On August 16th, Target reported 2Q17 results that beat expectations across the board. Revenues of $16.4 billion exceeded expectations by $130 million, while adjusted EPS of $1.23 beat consensus $1.19. Comp sales of 1.3%, driven almost entirely by upside in the digital channel, came in 60 bps above average estimates. Earnings guidance for the year was raised while the range narrowed substantially, to $4.39 from $4.00. It's forward EPS is at an 18 month low of 12.5x while the supreme leader in brick and mortar Wal-Mart $WMT sits at 18.5x. The 4.4% yield, unlike Macy's 7.2%, Kohl's 5.7%, and Barnes and Noble $BKS 8.05% (wow!) is relatively safe.

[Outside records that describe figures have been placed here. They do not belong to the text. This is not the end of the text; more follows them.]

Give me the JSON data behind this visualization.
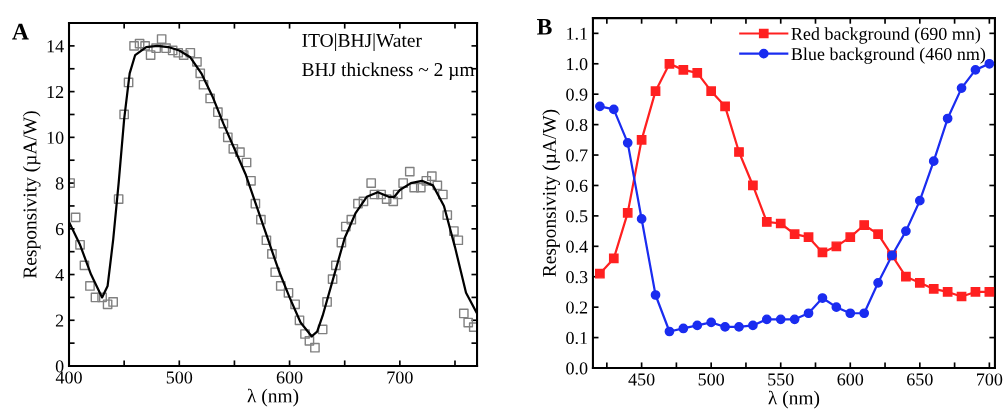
{
  "chart_data": [
    {
      "type": "scatter",
      "xlabel": "λ (nm)",
      "ylabel": "Responsivity (µA/W)",
      "annotations": [
        "A",
        "ITO|BHJ|Water",
        "BHJ thickness ~ 2 µm"
      ],
      "xlim": [
        400,
        770
      ],
      "ylim": [
        0,
        15
      ],
      "xticks": [
        400,
        {
          "value": 450,
          "label": null
        },
        500,
        {
          "value": 550,
          "label": null
        },
        600,
        {
          "value": 650,
          "label": null
        },
        700,
        {
          "value": 750,
          "label": null
        }
      ],
      "yticks": [
        0,
        {
          "value": 1,
          "label": null
        },
        2,
        {
          "value": 3,
          "label": null
        },
        4,
        {
          "value": 5,
          "label": null
        },
        6,
        {
          "value": 7,
          "label": null
        },
        8,
        {
          "value": 9,
          "label": null
        },
        10,
        {
          "value": 11,
          "label": null
        },
        12,
        {
          "value": 13,
          "label": null
        },
        14
      ],
      "grid": false,
      "legend": false,
      "series": [
        {
          "type": "scatter",
          "marker": "square",
          "color": "#808080",
          "x": [
            401,
            406,
            410,
            414,
            419,
            424,
            430,
            435,
            440,
            445,
            450,
            454,
            459,
            464,
            469,
            474,
            479,
            484,
            488,
            494,
            499,
            504,
            510,
            516,
            519,
            522,
            528,
            535,
            540,
            544,
            549,
            555,
            561,
            565,
            569,
            574,
            579,
            584,
            587,
            592,
            599,
            605,
            609,
            614,
            618,
            623,
            630,
            634,
            639,
            642,
            647,
            651,
            656,
            662,
            667,
            674,
            677,
            683,
            688,
            694,
            698,
            703,
            709,
            713,
            719,
            724,
            729,
            734,
            739,
            743,
            749,
            753,
            758,
            762,
            767
          ],
          "values": [
            8.0,
            6.5,
            5.3,
            4.4,
            3.5,
            3.0,
            3.0,
            2.7,
            2.8,
            7.3,
            11.0,
            12.4,
            14.0,
            14.1,
            14.0,
            13.6,
            13.9,
            14.3,
            13.9,
            13.8,
            13.7,
            13.6,
            13.7,
            13.3,
            12.8,
            12.3,
            11.7,
            11.1,
            10.6,
            10.0,
            9.5,
            9.35,
            8.9,
            8.1,
            7.1,
            6.4,
            5.5,
            4.9,
            4.1,
            3.5,
            3.2,
            2.7,
            2.0,
            1.4,
            1.1,
            0.8,
            1.6,
            2.8,
            3.8,
            4.4,
            5.4,
            6.1,
            6.4,
            7.1,
            7.2,
            8.0,
            7.5,
            7.5,
            7.3,
            7.2,
            7.5,
            8.0,
            8.5,
            7.8,
            7.8,
            8.1,
            8.3,
            7.9,
            7.5,
            6.6,
            5.9,
            5.5,
            2.3,
            1.9,
            1.7
          ]
        },
        {
          "type": "line",
          "marker": "none",
          "line_style": "solid",
          "color": "#000000",
          "x": [
            400,
            410,
            420,
            430,
            435,
            440,
            445,
            450,
            455,
            460,
            470,
            480,
            490,
            500,
            510,
            520,
            530,
            540,
            550,
            560,
            570,
            580,
            590,
            600,
            610,
            620,
            625,
            630,
            640,
            650,
            660,
            670,
            680,
            690,
            695,
            700,
            710,
            720,
            730,
            740,
            750,
            760,
            770
          ],
          "values": [
            6.3,
            5.3,
            4.0,
            3.0,
            3.5,
            5.5,
            8.0,
            10.8,
            12.8,
            13.6,
            13.95,
            14.0,
            13.95,
            13.8,
            13.5,
            12.8,
            11.8,
            10.6,
            9.5,
            8.4,
            7.0,
            5.6,
            4.2,
            3.0,
            1.9,
            1.3,
            1.5,
            2.2,
            3.9,
            5.6,
            6.7,
            7.4,
            7.6,
            7.4,
            7.4,
            7.7,
            8.0,
            8.1,
            7.9,
            7.0,
            5.2,
            3.2,
            2.3
          ]
        }
      ]
    },
    {
      "type": "line",
      "xlabel": "λ (nm)",
      "ylabel": "Responsivity (µA/W)",
      "annotations": [
        "B"
      ],
      "xlim": [
        415,
        704
      ],
      "ylim": [
        0,
        1.15
      ],
      "xticks": [
        {
          "value": 425,
          "label": null
        },
        450,
        {
          "value": 475,
          "label": null
        },
        500,
        {
          "value": 525,
          "label": null
        },
        550,
        {
          "value": 575,
          "label": null
        },
        600,
        {
          "value": 625,
          "label": null
        },
        650,
        {
          "value": 675,
          "label": null
        },
        700
      ],
      "yticks": [
        {
          "value": 0,
          "label": "0.0"
        },
        0.1,
        0.2,
        0.3,
        0.4,
        0.5,
        0.6,
        0.7,
        0.8,
        0.9,
        {
          "value": 1,
          "label": "1.0"
        },
        1.1
      ],
      "grid": false,
      "legend": "top right",
      "series": [
        {
          "name": "Red background (690 mn)",
          "marker": "square",
          "line_style": "solid",
          "color": "#ff2020",
          "x": [
            420,
            430,
            440,
            450,
            460,
            470,
            480,
            490,
            500,
            510,
            520,
            530,
            540,
            550,
            560,
            570,
            580,
            590,
            600,
            610,
            620,
            630,
            640,
            650,
            660,
            670,
            680,
            690,
            700
          ],
          "values": [
            0.31,
            0.36,
            0.51,
            0.75,
            0.91,
            1.0,
            0.98,
            0.97,
            0.91,
            0.86,
            0.71,
            0.6,
            0.48,
            0.475,
            0.44,
            0.43,
            0.38,
            0.4,
            0.43,
            0.47,
            0.44,
            0.37,
            0.3,
            0.28,
            0.26,
            0.25,
            0.235,
            0.25,
            0.25
          ]
        },
        {
          "name": "Blue background (460 nm)",
          "marker": "circle",
          "line_style": "solid",
          "color": "#1a2cf0",
          "x": [
            420,
            430,
            440,
            450,
            460,
            470,
            480,
            490,
            500,
            510,
            520,
            530,
            540,
            550,
            560,
            570,
            580,
            590,
            600,
            610,
            620,
            630,
            640,
            650,
            660,
            670,
            680,
            690,
            700
          ],
          "values": [
            0.86,
            0.85,
            0.74,
            0.49,
            0.24,
            0.12,
            0.13,
            0.14,
            0.15,
            0.135,
            0.135,
            0.14,
            0.16,
            0.16,
            0.16,
            0.18,
            0.23,
            0.2,
            0.18,
            0.18,
            0.28,
            0.37,
            0.45,
            0.55,
            0.68,
            0.82,
            0.92,
            0.98,
            1.0
          ]
        }
      ]
    }
  ]
}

The monthly chart, which is more pragmatic for investors, looks constructive but still yells caution ahead. It broke its 2009 trendline and rejected it (used as resistance) in December before heading to new lows. The 200 day moving average caught a bid, but it still looks too vulnerable to trust 100%. Should the 200 day moving average fail, it is all air below, with $39 being the next target. At those levels, it would bring Target's yield to 6.35%.

Patience is key with retail names today. You don't have to catch the bottom in able to enjoy some return. Bottom picking retailers in strong downtrends is a dangerous game. I like Target as an investment, but I do think there could be a lot more pain on the way as investors take to the woodshed any brick and mortar regardless of quarterly performance. Stay patient and get ready to strike when it's time. Avoid retailers whose dividend payout ratio is over 50%. It's an unsustainable practice to be paying out over 50% of your earnings and doesn't spell good fortune for future endeavors in the business.

Disclosure: I/we have no positions in any stocks mentioned, and no plans to initiate any positions within the next 72 hours.

I wrote this article myself, and it expresses my own opinions. I am not receiving compensation for it (other than from Seeking Alpha). I have no business relationship with any company whose stock is mentioned in this article.